'There are six of you here listening to me. One of you is a killer.'
Despite Agatha Christie's prediction that her play would run for just eight months, The Mousetrap is approaching its 70th year, and it's easy to see why. Delightfully silly and engaging, the play hits all of Christie's signature beats - an old country house cut off from the world, false identities, old sins casting long shadows, and a group of innocent (or are they?) people trapped with a murderer. It's a lighter, brighter counterpart to And Then There Were None, and Christie seems to satirise her most typical tropes and archetypes - and judging by last night's performance, it's great fun for the actors too.
The Mousetrap has a history of casting well-known TV actors - a young James Grout as Giles, a middle-aged Nicholas Courtney taking a different military role as Major Metcalf - and the Playhouse's version continued this tradition, casting Gwyneth Strong (Only Fools and Horses) as the waspish, unpleasant Mrs Boyle. Strong's performance was one of the most natural in the play, and she commanded the scenes she was in, utterly convincing as a most difficult hotel guest.

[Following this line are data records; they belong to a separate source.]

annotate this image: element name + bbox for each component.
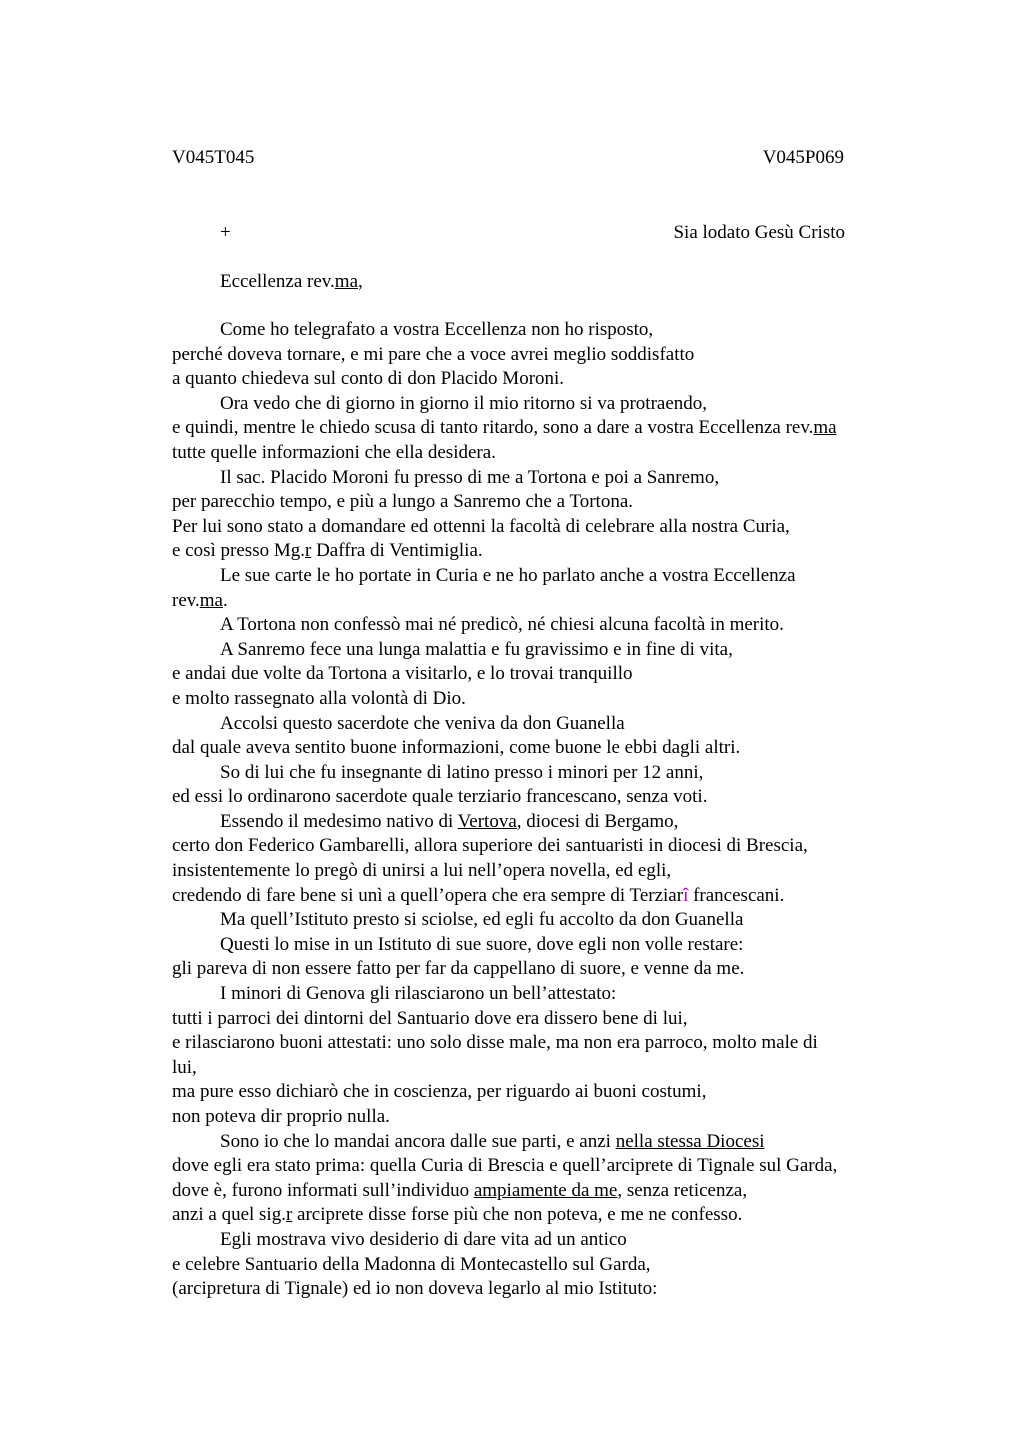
letter-body bbox=[172, 318, 902, 1302]
text-line: Egli mostrava vivo desiderio di dare vita ad un antico bbox=[220, 1228, 627, 1250]
text-line: So di lui che fu insegnante di latino presso i minori per 12 anni, bbox=[220, 761, 704, 783]
text-line: insistentemente lo pregò di unirsi a lui nell’opera novella, ed egli, bbox=[172, 860, 672, 882]
text-span: Sono io che lo mandai ancora dalle sue parti, e anzi bbox=[220, 1130, 616, 1152]
text-line: A Tortona non confessò mai né predicò, né chiesi alcuna facoltà in merito. bbox=[220, 614, 784, 636]
text-line bbox=[172, 1130, 902, 1155]
text-line: gli pareva di non essere fatto per far da cappellano di suore, e venne da me. bbox=[172, 958, 745, 980]
text-line: perché doveva tornare, e mi pare che a voce avrei meglio soddisfatto bbox=[172, 343, 695, 365]
text-line: dove egli era stato prima: quella Curia di Brescia e quell’arciprete di Tignale sul Garda, bbox=[172, 1155, 838, 1177]
document-code-right: V045P069 bbox=[762, 147, 844, 168]
text-span: Essendo il medesimo nativo di bbox=[220, 810, 458, 832]
text-span: francescani. bbox=[688, 884, 785, 906]
salutation bbox=[220, 270, 363, 294]
text-line: Le sue carte le ho portate in Curia e ne ho parlato anche a vostra Eccellenza bbox=[220, 564, 796, 586]
underlined-phrase: ampiamente da me bbox=[473, 1179, 618, 1201]
text-span: e quindi, mentre le chiedo scusa di tanto ritardo, sono a dare a vostra Eccellenza rev. bbox=[172, 417, 814, 439]
text-line bbox=[172, 416, 902, 441]
text-line: Questi lo mise in un Istituto di sue suore, dove egli non volle restare: bbox=[220, 933, 744, 955]
cross-symbol: + bbox=[220, 222, 231, 243]
text-line: Come ho telegrafato a vostra Eccellenza non ho risposto, bbox=[220, 319, 654, 340]
text-line: tutte quelle informazioni che ella desidera. bbox=[172, 441, 496, 463]
text-span: Daffra di Ventimiglia. bbox=[311, 540, 483, 562]
text-line bbox=[172, 1203, 902, 1228]
text-line bbox=[172, 589, 902, 614]
text-line bbox=[172, 1179, 902, 1204]
salutation-comma: , bbox=[358, 271, 363, 292]
text-line bbox=[172, 884, 902, 909]
highlighted-character: î bbox=[683, 884, 689, 906]
text-line: dal quale aveva sentito buone informazioni, come buone le ebbi dagli altri. bbox=[172, 737, 741, 759]
text-line: per parecchio tempo, e più a lungo a Sanremo che a Tortona. bbox=[172, 491, 634, 513]
text-span: . bbox=[223, 589, 228, 611]
text-line: e molto rassegnato alla volontà di Dio. bbox=[172, 687, 466, 709]
text-span: , diocesi di Bergamo, bbox=[516, 810, 679, 832]
text-span: arciprete disse forse più che non poteva, e me ne confesso. bbox=[292, 1204, 743, 1226]
text-line: Ora vedo che di giorno in giorno il mio ritorno si va protraendo, bbox=[220, 392, 708, 414]
text-line: ed essi lo ordinarono sacerdote quale terziario francescano, senza voti. bbox=[172, 786, 708, 808]
underlined-abbreviation: r bbox=[304, 540, 312, 562]
text-line: e andai due volte da Tortona a visitarlo, e lo trovai tranquillo bbox=[172, 663, 633, 685]
text-span: rev. bbox=[172, 589, 200, 611]
text-line: Accolsi questo sacerdote che veniva da don Guanella bbox=[220, 712, 625, 734]
underlined-abbreviation: r bbox=[285, 1204, 293, 1226]
underlined-abbreviation: ma bbox=[199, 589, 223, 611]
salutation-abbreviation: ma bbox=[334, 271, 359, 292]
text-span: anzi a quel sig. bbox=[172, 1204, 286, 1226]
text-line: Ma quell’Istituto presto si sciolse, ed egli fu accolto da don Guanella bbox=[220, 909, 744, 931]
text-line: e celebre Santuario della Madonna di Montecastello sul Garda, bbox=[172, 1253, 651, 1275]
text-line: ma pure esso dichiarò che in coscienza, per riguardo ai buoni costumi, bbox=[172, 1081, 707, 1103]
text-line: Il sac. Placido Moroni fu presso di me a Tortona e poi a Sanremo, bbox=[220, 466, 720, 488]
underlined-place-name: Vertova bbox=[457, 810, 517, 832]
text-span: dove è, furono informati sull’individuo bbox=[172, 1179, 474, 1201]
text-line: lui, bbox=[172, 1056, 197, 1078]
salutation-text: Eccellenza rev. bbox=[220, 271, 335, 292]
text-line: A Sanremo fece una lunga malattia e fu gravissimo e in fine di vita, bbox=[220, 638, 733, 660]
text-line: non poteva dir proprio nulla. bbox=[172, 1106, 390, 1127]
text-line bbox=[172, 810, 902, 835]
text-line: Per lui sono stato a domandare ed ottenni la facoltà di celebrare alla nostra Curia, bbox=[172, 515, 790, 537]
underlined-phrase: nella stessa Diocesi bbox=[615, 1130, 765, 1152]
document-code-left: V045T045 bbox=[172, 147, 255, 168]
text-line: (arcipretura di Tignale) ed io non doveva legarlo al mio Istituto: bbox=[172, 1278, 658, 1300]
invocation: Sia lodato Gesù Cristo bbox=[673, 222, 845, 243]
text-span: credendo di fare bene si unì a quell’opera che era sempre di Terziar bbox=[172, 884, 684, 906]
underlined-abbreviation: ma bbox=[813, 417, 837, 439]
text-line: e rilasciarono buoni attestati: uno solo disse male, ma non era parroco, molto male di bbox=[172, 1032, 818, 1054]
text-span: , senza reticenza, bbox=[617, 1179, 748, 1201]
text-line: certo don Federico Gambarelli, allora superiore dei santuaristi in diocesi di Brescia, bbox=[172, 835, 808, 857]
text-line: I minori di Genova gli rilasciarono un bell’attestato: bbox=[220, 983, 617, 1005]
text-span: e così presso Mg. bbox=[172, 540, 305, 562]
text-line: tutti i parroci dei dintorni del Santuario dove era dissero bene di lui, bbox=[172, 1007, 688, 1029]
text-line: a quanto chiedeva sul conto di don Placido Moroni. bbox=[172, 368, 565, 390]
text-line bbox=[172, 539, 902, 564]
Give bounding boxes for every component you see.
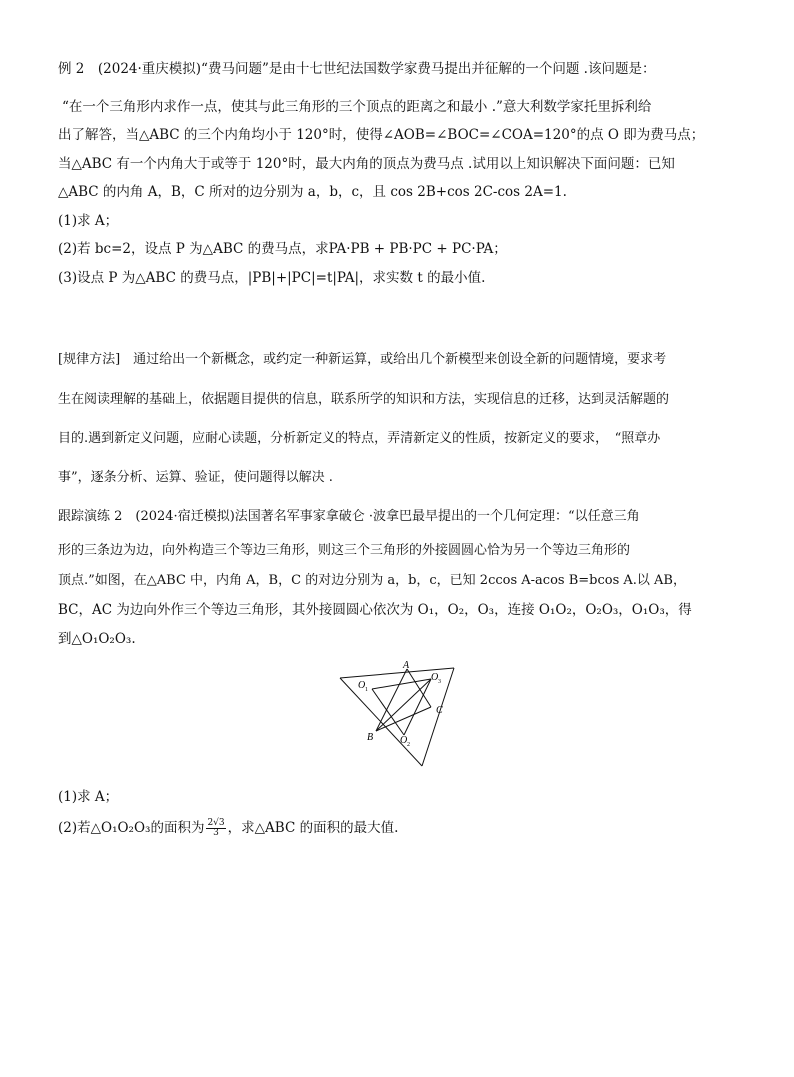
label-O1-sub: 1 xyxy=(365,687,368,693)
fraction-numerator: 2√3 xyxy=(207,818,225,828)
label-O3-sub: 3 xyxy=(438,679,441,685)
figure-line xyxy=(407,669,431,707)
method-line-3: 目的.遇到新定义问题，应耐心读题，分析新定义的特点，弄清新定义的性质，按新定义的要求， “照章办 xyxy=(58,431,661,446)
napoleon-triangle-figure xyxy=(334,655,464,770)
figure-line xyxy=(376,707,431,731)
example-text-line-1: “在一个三角形内求作一点，使其与此三角形的三个顶点的距离之和最小 .”意大利数学家托里拆利给 xyxy=(62,99,652,115)
label-O2-sub: 2 xyxy=(407,742,410,748)
label-O1: O xyxy=(358,680,366,691)
practice-line-4: BC，AC 为边向外作三个等边三角形，其外接圆圆心依次为 O₁，O₂，O₃，连接 O₁O₂，O₂O₃，O₁O₃，得 xyxy=(58,602,692,618)
practice-question-2 xyxy=(58,819,398,838)
label-O3: O xyxy=(431,672,439,683)
example-question-2: (2)若 bc=2，设点 P 为△ABC 的费马点，求PA·PB + PB·PC + PC·PA； xyxy=(58,241,507,257)
practice-line-2: 形的三条边为边，向外构造三个等边三角形，则这三个三角形的外接圆圆心恰为另一个等边三角形的 xyxy=(58,543,631,558)
example-text-line-3: 当△ABC 有一个内角大于或等于 120°时，最大内角的顶点为费马点 .试用以上知识解决下面问题：已知 xyxy=(58,156,675,172)
fraction xyxy=(206,819,225,838)
practice-question-2-after: ，求△ABC 的面积的最大值. xyxy=(227,820,399,836)
example-text-line-2: 出了解答，当△ABC 的三个内角均小于 120°时，使得∠AOB=∠BOC=∠COA=120°的点 O 即为费马点； xyxy=(58,127,705,143)
figure-line xyxy=(376,669,407,731)
practice-line-3: 顶点.”如图，在△ABC 中，内角 A，B，C 的对边分别为 a，b，c，已知 2ccos A-acos B=bcos A.以 AB， xyxy=(58,573,686,588)
example-heading: 例 2 (2024·重庆模拟)“费马问题”是由十七世纪法国数学家费马提出并征解的一个问题 .该问题是： xyxy=(58,61,656,77)
label-A: A xyxy=(403,660,410,671)
practice-question-1: (1)求 A； xyxy=(58,789,119,805)
practice-question-2-before: (2)若△O₁O₂O₃的面积为 xyxy=(58,820,205,836)
practice-line-1: 跟踪演练 2 (2024·宿迁模拟)法国著名军事家拿破仑 ·波拿巴最早提出的一个几何定理：“以任意三角 xyxy=(58,509,640,524)
method-line-1: [规律方法] 通过给出一个新概念，或约定一种新运算，或给出几个新模型来创设全新的问题情境，要求考 xyxy=(58,352,667,367)
example-question-1: (1)求 A； xyxy=(58,213,119,229)
label-C: C xyxy=(436,705,443,716)
figure-line xyxy=(404,679,431,735)
figure-line xyxy=(372,689,404,735)
fraction-denominator: 3 xyxy=(213,828,219,838)
method-line-4: 事”，逐条分析、运算、验证，使问题得以解决 . xyxy=(58,470,333,485)
label-B: B xyxy=(367,732,374,743)
method-line-2: 生在阅读理解的基础上，依据题目提供的信息，联系所学的知识和方法，实现信息的迁移，达到灵活解题的 xyxy=(58,392,670,407)
practice-line-5: 到△O₁O₂O₃. xyxy=(58,631,136,647)
example-question-3: (3)设点 P 为△ABC 的费马点，|PB|+|PC|=t|PA|，求实数 t 的最小值. xyxy=(58,270,486,286)
label-O2: O xyxy=(400,735,408,746)
example-text-line-4: △ABC 的内角 A，B，C 所对的边分别为 a，b，c，且 cos 2B+cos 2C-cos 2A=1. xyxy=(58,184,567,200)
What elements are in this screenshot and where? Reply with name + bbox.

Strong's wasn't the only standout performance, although many of the other actors made their characters less grounded and more playful. Lewis Chandler was an irrepressible, gleefully obnoxious Christopher Wren, while David Alcock added a Dracula-like air to the mysterious Mr Paravicini. Harriett Hare was occasionally a little over-the-top for the more serious character of Mollie Ralston, but brought real heart to her emotional scenes. The cast played The Mousetrap's inherent humour very well, getting many laughs out of the audience even as they ramped up the tension in the second half - and there were gasps of genuine surprise when the murderer was finally revealed.
Alongside the acting, I have to commend Rocket Scenery's excellent set design. They put together a thoroughly convincing manor house drawing room, complete with wood panelling, a stained-glass window (which several characters climbed in and out of), and back rooms that you could see through doorways as people entered and exited the stage. Monkswell Manor came alive in the Playhouse, which was invaluable during the crime reconstruction scenes - there was very little suspension of disbelief needed to imagine the characters scattered around the stately home.
For Christie completists like myself, this production of The Mousetrap is a must-see; for newcomers, it's an ideal introduction to the world of the Queen of Crime, an excellent primer on the country house murder mystery. Whatever your motive for going, you're bound to have an entertaining night.